Now as Heb. 2:14 above declares, Jesus defeated Satan, sin, and death not through His resurrection, but through His death. Thus, Col. 2:15 tells us that it was by the cross that Jesus “disarmed principalities and powers and made a public spectacle of them.” Being obedient to God to the point of death on the cross was how Christ triumphed over Satan. Though He died, sin and death could not hold on Him for He never sinned and therefore He could not be justly given over to God’s punishment of sin, which is death. God’s Word plainly states “it was not possible for death to hold Him” (Acts 2:24). However, we would have no certain knowledge and proof of this total victory of our Lord’s apart from His resurrection from the dead. It was only when He appeared to His disciples on ten different occasions over a period of 40 days that the gospel of salvation was made possible and certain for believers! Accordingly, Scripture says, “He was declared the Son of God with power by the resurrection from the dead, according to the Spirit of holiness, Jesus Christ our Lord” (Rom. 1:4). His resurrection infallibly demonstrated His total victory.

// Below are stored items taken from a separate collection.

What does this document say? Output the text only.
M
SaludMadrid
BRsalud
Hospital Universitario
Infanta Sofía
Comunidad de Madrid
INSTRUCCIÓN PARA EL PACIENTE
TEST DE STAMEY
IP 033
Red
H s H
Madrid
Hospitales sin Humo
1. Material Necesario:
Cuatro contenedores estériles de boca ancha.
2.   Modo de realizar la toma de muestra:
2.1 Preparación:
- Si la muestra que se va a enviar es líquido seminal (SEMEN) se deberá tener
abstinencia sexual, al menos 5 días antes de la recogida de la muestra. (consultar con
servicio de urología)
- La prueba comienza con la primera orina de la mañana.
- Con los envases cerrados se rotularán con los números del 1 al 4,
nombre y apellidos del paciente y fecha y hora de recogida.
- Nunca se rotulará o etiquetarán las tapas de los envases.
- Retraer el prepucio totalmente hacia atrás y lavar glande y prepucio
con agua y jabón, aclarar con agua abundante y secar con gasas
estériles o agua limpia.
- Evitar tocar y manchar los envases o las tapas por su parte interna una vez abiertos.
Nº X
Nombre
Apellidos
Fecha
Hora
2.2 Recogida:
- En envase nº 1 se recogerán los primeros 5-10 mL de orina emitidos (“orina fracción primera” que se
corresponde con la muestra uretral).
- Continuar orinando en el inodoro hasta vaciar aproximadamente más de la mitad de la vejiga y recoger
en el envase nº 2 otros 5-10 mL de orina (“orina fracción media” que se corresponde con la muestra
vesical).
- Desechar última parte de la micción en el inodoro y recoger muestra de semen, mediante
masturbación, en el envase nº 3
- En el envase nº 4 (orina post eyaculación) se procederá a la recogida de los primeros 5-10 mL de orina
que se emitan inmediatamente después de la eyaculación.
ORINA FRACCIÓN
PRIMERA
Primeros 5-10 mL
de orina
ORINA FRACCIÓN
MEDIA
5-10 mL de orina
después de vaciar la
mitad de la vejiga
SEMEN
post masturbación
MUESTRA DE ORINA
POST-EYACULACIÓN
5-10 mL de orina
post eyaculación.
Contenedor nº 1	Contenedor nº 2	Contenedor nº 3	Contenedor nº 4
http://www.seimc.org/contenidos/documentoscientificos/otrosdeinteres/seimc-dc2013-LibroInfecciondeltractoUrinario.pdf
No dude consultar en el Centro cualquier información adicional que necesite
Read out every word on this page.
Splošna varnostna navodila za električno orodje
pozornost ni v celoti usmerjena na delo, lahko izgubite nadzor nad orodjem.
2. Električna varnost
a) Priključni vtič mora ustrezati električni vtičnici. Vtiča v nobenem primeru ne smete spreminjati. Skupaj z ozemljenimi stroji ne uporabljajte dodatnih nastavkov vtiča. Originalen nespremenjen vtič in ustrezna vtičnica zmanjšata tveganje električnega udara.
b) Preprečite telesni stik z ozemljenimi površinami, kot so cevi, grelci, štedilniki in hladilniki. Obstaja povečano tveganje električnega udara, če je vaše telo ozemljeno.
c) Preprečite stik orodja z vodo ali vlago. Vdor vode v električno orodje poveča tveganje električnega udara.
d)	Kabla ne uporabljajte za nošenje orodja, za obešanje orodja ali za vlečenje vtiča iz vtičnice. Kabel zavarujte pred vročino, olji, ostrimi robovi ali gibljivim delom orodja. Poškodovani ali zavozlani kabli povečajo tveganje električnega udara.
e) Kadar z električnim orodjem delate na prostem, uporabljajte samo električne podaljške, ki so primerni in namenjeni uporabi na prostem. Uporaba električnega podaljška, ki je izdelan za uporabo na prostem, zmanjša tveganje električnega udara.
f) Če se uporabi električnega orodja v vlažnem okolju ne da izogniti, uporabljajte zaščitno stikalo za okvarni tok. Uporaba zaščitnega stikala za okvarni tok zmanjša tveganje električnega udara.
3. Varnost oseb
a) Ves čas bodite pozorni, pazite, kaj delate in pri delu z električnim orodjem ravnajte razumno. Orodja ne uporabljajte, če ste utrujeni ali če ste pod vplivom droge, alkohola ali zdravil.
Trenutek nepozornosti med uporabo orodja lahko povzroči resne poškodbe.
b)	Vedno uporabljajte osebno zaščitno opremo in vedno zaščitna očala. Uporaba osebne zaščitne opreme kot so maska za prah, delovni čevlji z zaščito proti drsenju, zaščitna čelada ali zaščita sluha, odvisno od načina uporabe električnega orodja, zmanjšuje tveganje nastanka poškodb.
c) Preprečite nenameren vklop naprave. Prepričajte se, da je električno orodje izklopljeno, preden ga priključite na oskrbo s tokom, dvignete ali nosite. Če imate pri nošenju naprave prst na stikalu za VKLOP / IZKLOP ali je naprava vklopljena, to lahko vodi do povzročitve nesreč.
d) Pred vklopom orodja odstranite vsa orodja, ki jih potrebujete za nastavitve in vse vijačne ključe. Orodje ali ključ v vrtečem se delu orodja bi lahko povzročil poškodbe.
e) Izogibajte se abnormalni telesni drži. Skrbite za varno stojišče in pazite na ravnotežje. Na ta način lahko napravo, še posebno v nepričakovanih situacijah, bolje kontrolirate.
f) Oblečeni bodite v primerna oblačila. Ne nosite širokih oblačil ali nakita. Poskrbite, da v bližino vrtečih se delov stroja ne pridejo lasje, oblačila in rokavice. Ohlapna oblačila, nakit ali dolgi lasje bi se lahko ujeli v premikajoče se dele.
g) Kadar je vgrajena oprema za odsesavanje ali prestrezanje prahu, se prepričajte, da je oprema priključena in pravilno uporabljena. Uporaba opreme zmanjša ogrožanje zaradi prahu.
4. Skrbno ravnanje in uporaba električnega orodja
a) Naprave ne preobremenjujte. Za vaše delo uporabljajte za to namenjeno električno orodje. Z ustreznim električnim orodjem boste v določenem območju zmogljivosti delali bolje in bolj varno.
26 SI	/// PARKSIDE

Moreover, the resurrection declared Jesus to be Lord of all the “quick and the dead.” Here the word “quick” simply means living. Jesus is the Lord – that is to say the king and master – of all of the living and the dead. He has completely defeated and replaced the regime of Satan and death. He has shown Himself to be conqueror and king of all. Thus, no longer can Satan be said to have the power of death, but as Scripture reveals, Christ now has “the keys of death and of Hades” (Rev. 1:18; Hades means place of the dead). To have the keys is to have the power, as any teenage driver knows! Christ has power over all. For now Satan retains the power of death over the unconverted, but for believers his power has been forever broken: “He has delivered us from the domain of darkness and transferred us to the kingdom of his beloved Son” (Col. 1:13). And we can know this for certain because of His resurrection.